Xabi Alonso Treading a Thin Tightrope at Madrid Amidst Dressing Room Endorsement.
No attacker in Los Blancos' record books had gone scoreless for as such a duration as Rodrygo, but at last he was freed and he had a statement to deliver, acted out for public consumption. The Brazilian, who had failed to score in an extended drought and was starting only his fifth appearance this season, beat goalkeeper Gianluigi Donnarumma to hand his team the lead against the English champions. Then he wheeled and ran towards the sideline to greet Xabi Alonso, the boss on the edge for whom this could represent an more significant release.
“This is a tough time for him, like it is for us,” Rodrygo said. “Performances aren’t coming off and I wanted to prove the public that we are as one with the coach.”
By the time Rodrygo addressed the media, the advantage had been surrendered, another loss ensuing. City had reversed the score, going 2-1 ahead with “very little”, Alonso noted. That can transpire when you’re in a “delicate” condition, he continued, but at least Madrid had fought back. Ultimately, they could not engineer a comeback. Endrick, introduced off the bench having played 11 minutes all season, struck the crossbar in the final seconds.
A Delayed Judgment
“The effort fell short,” Rodrygo conceded. The issue was whether it would be enough for Alonso to keep his position. “That wasn't our perception [this was a trial of the coach],” veteran keeper Thibaut Courtois remarked, but that was how it had been portrayed in the media, and how it was felt privately. “We have shown that we’re supporting the manager: we have performed creditably, given 100%,” Courtois concluded. And so the final decision was postponed, sentencing delayed, with matches against Alavés and Sevilla looming.

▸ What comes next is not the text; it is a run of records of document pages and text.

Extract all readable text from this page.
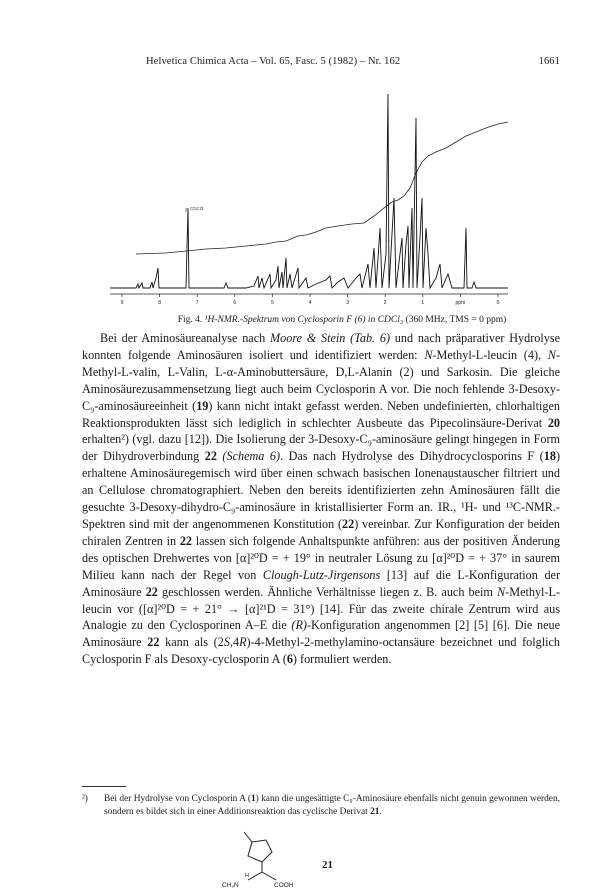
Helvetica Chimica Acta – Vol. 65, Fasc. 5 (1982) – Nr. 162	1661
CDCl3
9	8	7	6	5	4	3	2	1	ppm	0
Fig. 4. ¹H-NMR.-Spektrum von Cyclosporin F (6) in CDCl₃ (360 MHz, TMS = 0 ppm)

Bei der Aminosäureanalyse nach Moore & Stein (Tab. 6) und nach präparativer Hydrolyse konnten folgende Aminosäuren isoliert und identifiziert werden: N-Methyl-L-leucin (4), N-Methyl-L-valin, L-Valin, L-α-Aminobuttersäure, D,L-Alanin (2) und Sarkosin. Die gleiche Aminosäurezusammensetzung liegt auch beim Cyclosporin A vor. Die noch fehlende 3-Desoxy-C₉-aminosäureeinheit (19) kann nicht intakt gefasst werden. Neben undefinierten, chlorhaltigen Reaktionsprodukten lässt sich lediglich in schlechter Ausbeute das Pipecolinsäure-Derivat 20 erhalten²) (vgl. dazu [12]). Die Isolierung der 3-Desoxy-C₉-aminosäure gelingt hingegen in Form der Dihydroverbindung 22 (Schema 6). Das nach Hydrolyse des Dihydrocyclosporins F (18) erhaltene Aminosäuregemisch wird über einen schwach basischen Ionenaustauscher filtriert und an Cellulose chromatographiert. Neben den bereits identifizierten zehn Aminosäuren fällt die gesuchte 3-Desoxy-dihydro-C₉-aminosäure in kristallisierter Form an. IR., ¹H- und ¹³C-NMR.-Spektren sind mit der angenommenen Konstitution (22) vereinbar. Zur Konfiguration der beiden chiralen Zentren in 22 lassen sich folgende Anhaltspunkte anführen: aus der positiven Änderung des optischen Drehwertes von [α]²⁰D = + 19° in neutraler Lösung zu [α]²⁰D = + 37° in saurem Milieu kann nach der Regel von Clough-Lutz-Jirgensons [13] auf die L-Konfiguration der Aminosäure 22 geschlossen werden. Ähnliche Verhältnisse liegen z. B. auch beim N-Methyl-L-leucin vor ([α]²⁰D = + 21° → [α]²¹D = 31°) [14]. Für das zweite chirale Zentrum wird aus Analogie zu den Cyclosporinen A–E die (R)-Konfiguration angenommen [2] [5] [6]. Die neue Aminosäure 22 kann als (2S,4R)-4-Methyl-2-methylamino-octansäure bezeichnet und folglich Cyclosporin F als Desoxy-cyclosporin A (6) formuliert werden.

²) Bei der Hydrolyse von Cyclosporin A (1) kann die ungesättigte C₉-Aminosäure ebenfalls nicht genuin gewonnen werden, sondern es bildet sich in einer Additionsreaktion das cyclische Derivat 21.
CH₃N
H
COOH
21
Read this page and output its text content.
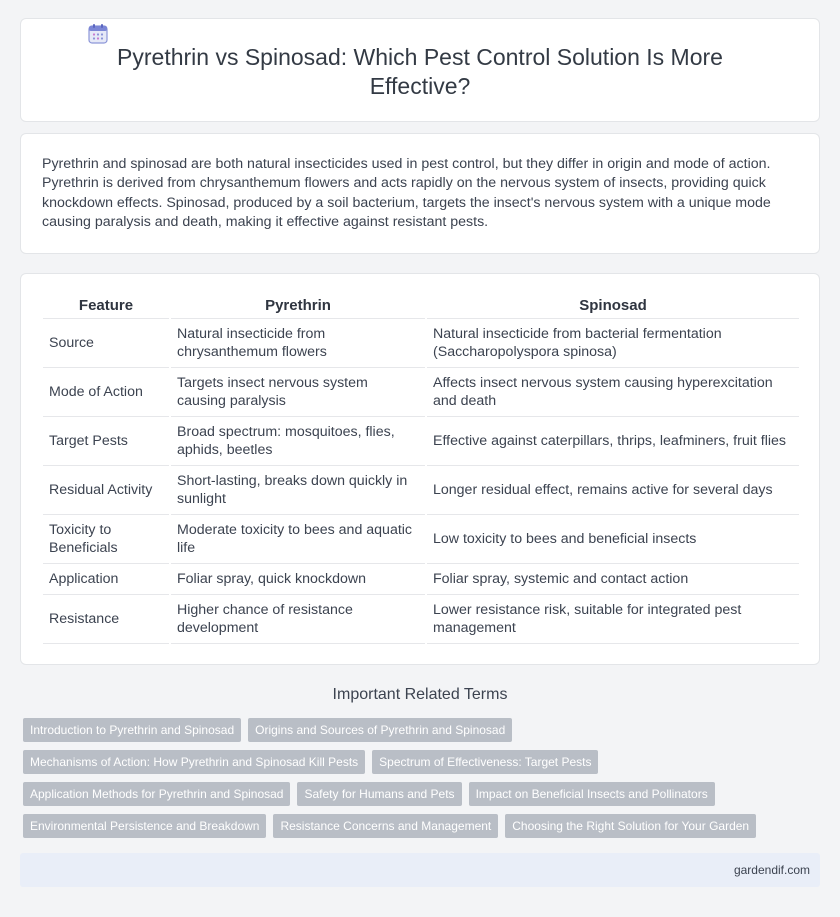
Pyrethrin vs Spinosad: Which Pest Control Solution Is More Effective?

Pyrethrin and spinosad are both natural insecticides used in pest control, but they differ in origin and mode of action. Pyrethrin is derived from chrysanthemum flowers and acts rapidly on the nervous system of insects, providing quick knockdown effects. Spinosad, produced by a soil bacterium, targets the insect's nervous system with a unique mode causing paralysis and death, making it effective against resistant pests.

Feature	Pyrethrin	Spinosad
Source	Natural insecticide from chrysanthemum flowers	Natural insecticide from bacterial fermentation (Saccharopolyspora spinosa)
Mode of Action	Targets insect nervous system causing paralysis	Affects insect nervous system causing hyperexcitation and death
Target Pests	Broad spectrum: mosquitoes, flies, aphids, beetles	Effective against caterpillars, thrips, leafminers, fruit flies
Residual Activity	Short-lasting, breaks down quickly in sunlight	Longer residual effect, remains active for several days
Toxicity to Beneficials	Moderate toxicity to bees and aquatic life	Low toxicity to bees and beneficial insects
Application	Foliar spray, quick knockdown	Foliar spray, systemic and contact action
Resistance	Higher chance of resistance development	Lower resistance risk, suitable for integrated pest management
Important Related Terms
Introduction to Pyrethrin and Spinosad	Origins and Sources of Pyrethrin and Spinosad
Mechanisms of Action: How Pyrethrin and Spinosad Kill Pests	Spectrum of Effectiveness: Target Pests
Application Methods for Pyrethrin and Spinosad	Safety for Humans and Pets	Impact on Beneficial Insects and Pollinators
Environmental Persistence and Breakdown	Resistance Concerns and Management	Choosing the Right Solution for Your Garden
gardendif.com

A More Credible Form of Setback
Madrid had been defeated at home for the second occasion in four days, perpetuating their poor form to two wins in eight, but this felt a little different. This was the Premier League champions, not a La Liga opponent. Streamlined, they had shown fight, the most obvious and most critical charge not aimed at them this time. With a host of first-teamers out injured, they had lost only to a scrambled finish and a penalty, nearly securing something at the final whistle. There were “numerous of very good things” about this performance, the head coach stated, and there could be “no criticism” of his players, tonight.
The Fans' Mixed Reaction
That was not entirely the full story. There were spells in the latter period, as frustration grew, when the Santiago Bernabéu had jeered. At full time, some of supporters had done so again, although there was likewise sporadic clapping. But for the most part, there was a subdued flow to the doors. “It's to be expected, we accept it,” Rodrygo commented. Alonso stated: “There's nothing that doesn't occur before. And there were moments when they clapped too.”
Squad Backing Remains Firm
“I have the confidence of the players,” Alonso affirmed. And if he stood by them, they backed him too, at least for the public. There has been a unification, conversations: the coach had accommodated them, perhaps more than they had embraced him, meeting a point not quite in the center.
Whether durable a solution that is remains an open question. One little exchange in the post-match press conference seemed significant. Asked about Pep Guardiola’s counsel to follow his own path, Alonso had allowed that implication to linger, answering: “I have a good connection with Pep, we know each other well and he is aware of what he is talking about.”
A Foundation of Resistance
Above all though, he could be satisfied that there was a spirit, a pushback. Madrid’s players had not abandoned their coach during the game and after it they publicly backed him. This support may have been theatrical, done out of duty or mutual survival, but in this tense environment, it was important. The effort with which they played had been too – even if there is a temptation of the most elementary of standards somehow being framed as a kind of achievement.
The previous day, Aurélien Tchouaméni had stated firmly the coach had a vision, that their shortcomings were not his doing. “In my view my teammate Aurélien said it in the press conference,” Raúl Asencio said after full-time. “The sole solution is [for] the players to change the approach. The attitude is the key thing and today we have witnessed a difference.”
Jude Bellingham, asked if they were supporting the coach, also replied with a figure: “100%.”
“We are continuing striving to solve it in the changing room,” he said. “It's clear that the [outside] chatter will not be helpful so it is about striving to resolve it in there.”
“I think the manager has been great. I myself have a excellent rapport with him,” Bellingham stated. “Following the spell of games where we were held a few, we had some really great conversations behind the scenes.”
“Every situation passes in the end,” Alonso mused, maybe referring as much about a difficult spell as anything else.